Our planet-conscious spending habits also get ridiculed. Our mason jars and metal straws are just pretentious trappings. Our insistence on sustainable and ethical goods is putting malls, department stores and other all-American staples out of business. Boohoo. I can’t take this one very seriously at all. With all of our worship of the merits of capitalism, them going down when they no longer could keep up with market trends is the definition of what capitalism is all about. Our desire to maintain a livable climate should be something admirable. It’s something of an underdog story, really, what with Big Oil and all that trying their damn hardest to turn this Earth into a living hell.
Besides, it’s like complaining about the new generation using washing machines instead of washing by hand, which, I’m sure the old people of the 1950s also complained about. Now, we have direct-to-consumer models facilitated by the internet that lowers overhead and allows for much more flexibility and direct connection between business and consumer.
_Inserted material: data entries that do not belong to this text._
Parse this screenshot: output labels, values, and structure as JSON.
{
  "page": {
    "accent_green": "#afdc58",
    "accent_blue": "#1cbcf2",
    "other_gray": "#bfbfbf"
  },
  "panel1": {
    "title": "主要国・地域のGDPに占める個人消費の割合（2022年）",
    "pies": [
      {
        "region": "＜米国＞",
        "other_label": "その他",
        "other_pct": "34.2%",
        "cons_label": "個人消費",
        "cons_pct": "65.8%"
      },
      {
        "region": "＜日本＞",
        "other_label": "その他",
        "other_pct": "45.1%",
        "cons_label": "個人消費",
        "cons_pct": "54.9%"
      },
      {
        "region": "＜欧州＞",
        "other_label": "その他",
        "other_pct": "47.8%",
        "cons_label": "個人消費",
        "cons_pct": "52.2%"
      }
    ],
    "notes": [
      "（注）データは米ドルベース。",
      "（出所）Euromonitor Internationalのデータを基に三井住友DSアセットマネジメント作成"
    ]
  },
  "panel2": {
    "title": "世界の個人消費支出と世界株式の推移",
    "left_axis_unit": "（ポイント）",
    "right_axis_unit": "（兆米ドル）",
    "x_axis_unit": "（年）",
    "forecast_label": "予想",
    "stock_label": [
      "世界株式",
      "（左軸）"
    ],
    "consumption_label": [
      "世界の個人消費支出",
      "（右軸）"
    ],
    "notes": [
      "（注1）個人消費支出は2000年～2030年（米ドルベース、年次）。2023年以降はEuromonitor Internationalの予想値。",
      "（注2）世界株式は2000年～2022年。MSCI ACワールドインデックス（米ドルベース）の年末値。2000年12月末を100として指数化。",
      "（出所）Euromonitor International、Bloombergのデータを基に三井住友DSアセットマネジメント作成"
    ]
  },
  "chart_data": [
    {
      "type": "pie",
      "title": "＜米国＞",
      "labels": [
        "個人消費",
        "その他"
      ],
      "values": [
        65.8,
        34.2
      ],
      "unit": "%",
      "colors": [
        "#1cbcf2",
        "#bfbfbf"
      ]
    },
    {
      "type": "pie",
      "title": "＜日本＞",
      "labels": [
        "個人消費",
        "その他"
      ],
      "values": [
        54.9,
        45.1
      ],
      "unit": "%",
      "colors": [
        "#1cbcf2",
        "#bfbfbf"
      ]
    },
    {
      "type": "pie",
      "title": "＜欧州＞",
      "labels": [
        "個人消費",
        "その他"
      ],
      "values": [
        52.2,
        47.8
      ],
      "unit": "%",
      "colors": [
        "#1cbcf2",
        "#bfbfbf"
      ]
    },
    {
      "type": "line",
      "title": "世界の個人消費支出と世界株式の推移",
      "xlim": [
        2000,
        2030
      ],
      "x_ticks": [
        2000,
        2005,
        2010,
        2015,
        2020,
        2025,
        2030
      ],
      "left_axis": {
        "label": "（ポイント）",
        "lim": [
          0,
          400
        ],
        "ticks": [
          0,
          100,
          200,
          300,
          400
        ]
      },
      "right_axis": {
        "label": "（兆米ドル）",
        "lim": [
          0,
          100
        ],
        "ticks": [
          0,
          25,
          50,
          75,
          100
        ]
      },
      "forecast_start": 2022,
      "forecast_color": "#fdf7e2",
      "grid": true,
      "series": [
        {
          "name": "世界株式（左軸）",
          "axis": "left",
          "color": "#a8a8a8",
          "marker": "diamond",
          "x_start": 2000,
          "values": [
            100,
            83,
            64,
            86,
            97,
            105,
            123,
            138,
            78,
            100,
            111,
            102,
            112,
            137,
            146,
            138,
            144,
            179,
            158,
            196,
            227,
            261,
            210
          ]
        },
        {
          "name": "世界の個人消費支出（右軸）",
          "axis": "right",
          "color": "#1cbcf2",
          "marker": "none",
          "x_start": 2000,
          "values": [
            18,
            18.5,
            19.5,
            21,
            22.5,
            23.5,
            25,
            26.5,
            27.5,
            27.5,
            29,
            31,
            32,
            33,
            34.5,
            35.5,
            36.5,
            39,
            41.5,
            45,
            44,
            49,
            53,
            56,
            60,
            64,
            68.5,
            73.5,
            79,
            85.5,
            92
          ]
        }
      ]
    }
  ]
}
Why buy overpriced, culturally appropriated trinkets from Anthropologie when you can support an artist on Etsy? Who cares about the $30 T-shirts made from child labor from Abercrombie when you can support businesses that donate their profit to good causes? And thrifting: everything from fashion to furniture. It’s cheaper and more sustainable to thrift but also keeps your money out of a system that routinely uses prison labor (aka not-slavery).
To be honest, there is very little at this point that can be done to change things except to make their pockets hurt. Because it seems to be the only thing that works. Them being the people in charge of Fortune 500 companies and the politicians that work for them.
Next week is election day for the GA Senate Runoffs. I hope to God for our sakes that this race will swing to the Democrats because a loss would mean a loss of two years worth of progress and change. Many Americans won’t be able to last those two years.